30 March 2015

Editorial: Mearsheimer’s War With China


By Amitai Etzioni

The provocative political scientist foresees tense relations between the U.S. and China.

In the new edition of his 2001 book, The Tragedy of Great Power Politics, John J. Mearsheimer lives up to his reputation as a provocative political scientist. In a substantial new chapter on China, Mearsheimer extends his previous argument that the United States and China are about to engage in a “security competition” that is likely to end in war.
Mearsheimer believes that China’s “best way to survive under international anarchy” is to achieve regional hegemony in Asia “the way the United States dominates the Western hemisphere.” To accomplish this goal, China will first “seek to maximize the power gap with its neighbors, especially larger countries like India, Japan, and Russia” and thus gain military dominance in the region. Furthermore, Mearsheimer holds that China is likely to attempt to “push the United States out of the Asia-Pacific region,” in part by driving the U.S. Navy out of the ocean between China’s coast and  the first island chain.
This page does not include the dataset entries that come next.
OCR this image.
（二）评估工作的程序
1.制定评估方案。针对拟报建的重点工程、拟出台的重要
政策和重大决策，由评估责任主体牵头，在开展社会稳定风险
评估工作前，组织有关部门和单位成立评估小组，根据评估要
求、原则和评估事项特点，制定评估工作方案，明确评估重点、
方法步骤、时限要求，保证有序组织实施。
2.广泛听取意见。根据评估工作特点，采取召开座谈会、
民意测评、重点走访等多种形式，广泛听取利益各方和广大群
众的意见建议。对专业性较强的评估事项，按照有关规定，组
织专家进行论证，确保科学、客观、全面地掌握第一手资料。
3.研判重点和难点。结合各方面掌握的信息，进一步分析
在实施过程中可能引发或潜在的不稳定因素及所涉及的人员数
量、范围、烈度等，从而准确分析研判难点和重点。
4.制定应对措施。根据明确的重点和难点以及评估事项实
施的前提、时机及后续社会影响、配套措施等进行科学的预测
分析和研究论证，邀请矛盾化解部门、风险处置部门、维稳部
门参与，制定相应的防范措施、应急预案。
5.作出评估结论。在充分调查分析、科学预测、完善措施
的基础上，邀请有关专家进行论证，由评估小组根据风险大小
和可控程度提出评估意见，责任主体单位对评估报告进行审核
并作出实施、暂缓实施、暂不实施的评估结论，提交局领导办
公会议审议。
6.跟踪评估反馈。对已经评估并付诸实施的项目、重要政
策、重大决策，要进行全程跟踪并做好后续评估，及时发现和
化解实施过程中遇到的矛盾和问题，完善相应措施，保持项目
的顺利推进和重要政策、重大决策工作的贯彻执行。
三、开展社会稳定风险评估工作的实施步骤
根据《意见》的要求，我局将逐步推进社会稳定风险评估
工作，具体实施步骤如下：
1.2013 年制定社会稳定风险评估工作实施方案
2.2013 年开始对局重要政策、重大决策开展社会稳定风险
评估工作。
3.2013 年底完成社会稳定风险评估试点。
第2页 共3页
A major reason Mearsheimer makes this dire prediction is that he believes China’s hegemony over the region would offer China great benefits, including the ability to favorably resolve ongoing disputes over territory and natural resources; to secure its interests in Africa and the Middle East and its control over critical sea lanes; and even the opportunity to undermine the United States’ own regional hegemony in the Western Hemisphere.
Mearsheimer believes that containment is the United States’ only way to prevent China from achieving regional hegemony. (He dismisses preventative war because China possesses a nuclear deterrent, nixes policies to inhibit China’s economic growth on the grounds that they would hurt the United States’ own economy, and notes that attempting to topple China-friendly regimes and fomenting rebellion within China is likely to fail.) Containment would entail forming “a balancing coalition” with China’s neighbors, which would require the United States’ active coordination and military backing. To many it seems  that the United States has indeed begun to form such a coalition.